According to the 2002 Philippine Human Development Report (PHDR), continuing inequality in education has been largely to blame for the growing economic disparity between the country's rich and poor.
Education, as shown by the PHDR, is an important determinant in the quality of employment, income, and standard of living of the family.
The report showed that the chances of a person getting higher wages increases for each level of schooling. The increase in a person's earning ability or wage rate for each year of elementary schooling is 2.3 per cent over someone with no education, 14 per cent if he finishes elementary school, and 28 per cent for a high school graduate.
A college graduate will earn about 53 per cent more than somebody without school education. In terms of total family income, this would be 81 per cent over a family whose breadwinner has had no education.
Edita Tan, a professor at the University of the Philippines and a member of the PHDR research team, surmised that this is because the head of the family who is a degree-holder is most likely married to a spouse who is also better educated.

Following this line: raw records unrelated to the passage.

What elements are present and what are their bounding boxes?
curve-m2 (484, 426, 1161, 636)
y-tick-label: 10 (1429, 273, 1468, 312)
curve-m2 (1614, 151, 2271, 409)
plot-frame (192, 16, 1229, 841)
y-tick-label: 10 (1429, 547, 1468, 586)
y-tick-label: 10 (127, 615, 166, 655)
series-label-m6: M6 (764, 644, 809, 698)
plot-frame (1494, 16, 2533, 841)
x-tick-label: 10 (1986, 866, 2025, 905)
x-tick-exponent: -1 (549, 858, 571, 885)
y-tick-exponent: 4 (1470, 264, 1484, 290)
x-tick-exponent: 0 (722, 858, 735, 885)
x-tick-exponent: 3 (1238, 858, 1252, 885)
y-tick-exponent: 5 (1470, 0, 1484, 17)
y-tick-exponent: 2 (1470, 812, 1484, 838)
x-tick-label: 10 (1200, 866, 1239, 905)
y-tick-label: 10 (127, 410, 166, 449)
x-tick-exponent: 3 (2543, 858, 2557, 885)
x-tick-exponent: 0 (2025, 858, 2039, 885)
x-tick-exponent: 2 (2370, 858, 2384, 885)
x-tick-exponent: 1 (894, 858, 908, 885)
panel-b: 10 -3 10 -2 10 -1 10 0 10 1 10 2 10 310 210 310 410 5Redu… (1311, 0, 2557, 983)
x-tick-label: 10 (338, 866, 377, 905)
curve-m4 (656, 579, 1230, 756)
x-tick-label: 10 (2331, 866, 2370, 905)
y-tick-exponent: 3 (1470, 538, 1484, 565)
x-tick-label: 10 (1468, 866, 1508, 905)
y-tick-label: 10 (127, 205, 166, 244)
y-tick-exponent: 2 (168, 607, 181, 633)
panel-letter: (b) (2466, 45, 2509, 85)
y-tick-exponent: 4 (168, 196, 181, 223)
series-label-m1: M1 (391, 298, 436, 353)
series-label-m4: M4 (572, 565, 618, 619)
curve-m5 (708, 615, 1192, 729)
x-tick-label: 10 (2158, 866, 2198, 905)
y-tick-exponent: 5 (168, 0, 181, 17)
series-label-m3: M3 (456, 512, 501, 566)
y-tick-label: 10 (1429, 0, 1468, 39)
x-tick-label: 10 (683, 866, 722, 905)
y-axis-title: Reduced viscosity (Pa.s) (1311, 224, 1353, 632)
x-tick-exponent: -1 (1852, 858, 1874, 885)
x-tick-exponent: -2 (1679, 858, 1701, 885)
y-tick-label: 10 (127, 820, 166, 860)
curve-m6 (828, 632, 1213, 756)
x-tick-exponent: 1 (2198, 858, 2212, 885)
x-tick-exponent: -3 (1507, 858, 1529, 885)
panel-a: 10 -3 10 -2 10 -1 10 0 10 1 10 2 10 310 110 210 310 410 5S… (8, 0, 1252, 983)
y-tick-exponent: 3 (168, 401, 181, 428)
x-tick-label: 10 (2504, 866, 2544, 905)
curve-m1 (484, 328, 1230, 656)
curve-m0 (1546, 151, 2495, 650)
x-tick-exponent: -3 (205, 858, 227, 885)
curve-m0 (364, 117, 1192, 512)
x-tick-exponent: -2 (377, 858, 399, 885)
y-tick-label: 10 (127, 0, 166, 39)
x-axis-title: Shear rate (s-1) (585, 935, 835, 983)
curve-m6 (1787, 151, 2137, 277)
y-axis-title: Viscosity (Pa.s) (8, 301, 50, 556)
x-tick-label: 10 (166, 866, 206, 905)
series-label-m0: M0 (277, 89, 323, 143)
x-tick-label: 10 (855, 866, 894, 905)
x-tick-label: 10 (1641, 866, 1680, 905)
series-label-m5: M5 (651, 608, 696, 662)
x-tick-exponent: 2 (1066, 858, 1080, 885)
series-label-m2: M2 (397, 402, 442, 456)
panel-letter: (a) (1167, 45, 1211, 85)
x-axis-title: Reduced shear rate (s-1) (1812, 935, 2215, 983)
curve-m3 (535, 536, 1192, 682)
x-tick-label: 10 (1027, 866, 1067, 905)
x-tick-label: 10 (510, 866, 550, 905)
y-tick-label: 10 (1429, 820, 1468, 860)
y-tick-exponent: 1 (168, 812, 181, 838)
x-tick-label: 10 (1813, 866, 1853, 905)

Education also figures greatly in income as shown in the 1999 figures which showed that executives who have post-graduate degrees earn between P62,713 ($1,254) and P122,000 ($2,440) a month, compared with workers in the production or manufacturing line who earn from as low as P7,747 ($155) to a maximum of P16,500 ($330) a month.
Tan said this disparity shows that access to education is still unequal and ultimately affects their earning power, as the poor who cannot go on to college because they have not finished elementary schooling are forced to seek unskilled, lower-paying jobs.
The PHDR also said that the country's slow growth mirrors the slow pace of industrialisation and structural change, which heightens the increase in the so-called informal sector, which is composed of many small family enterprises that employ their own family members and child workers.
This is evident in the small employment and sectoral share of manufacturing deemed the backbone of the domestic economy in the total gross domestic product, as shown in the 1981 to 1999 figures.
Compared with the service sector, manufacturing accounted for a 25 per cent GDP share and 10 per cent employment share in 1981. This went down in 1999 figures to 24.5 per cent and 9.6 per cent respectively.
Service, on the other hand, accounted for a 38.3 per cent GDP share and 34.3 per cent employment share in 1981, and 45.5 per cent and 45.3 per cent shares, respectively, in 1999 figures.
The PHDR concluded that the country's economic gains have not adequately provided employment to its people. Economic growth, said Tan has "not been fast enough to create new jobs for a fast growing labour force".
Unemployment has persisted at an average of more than eight per cent in the post-Marcos dictatorship years, and gross growth has averaged 3.5 per cent from 1986 until the present.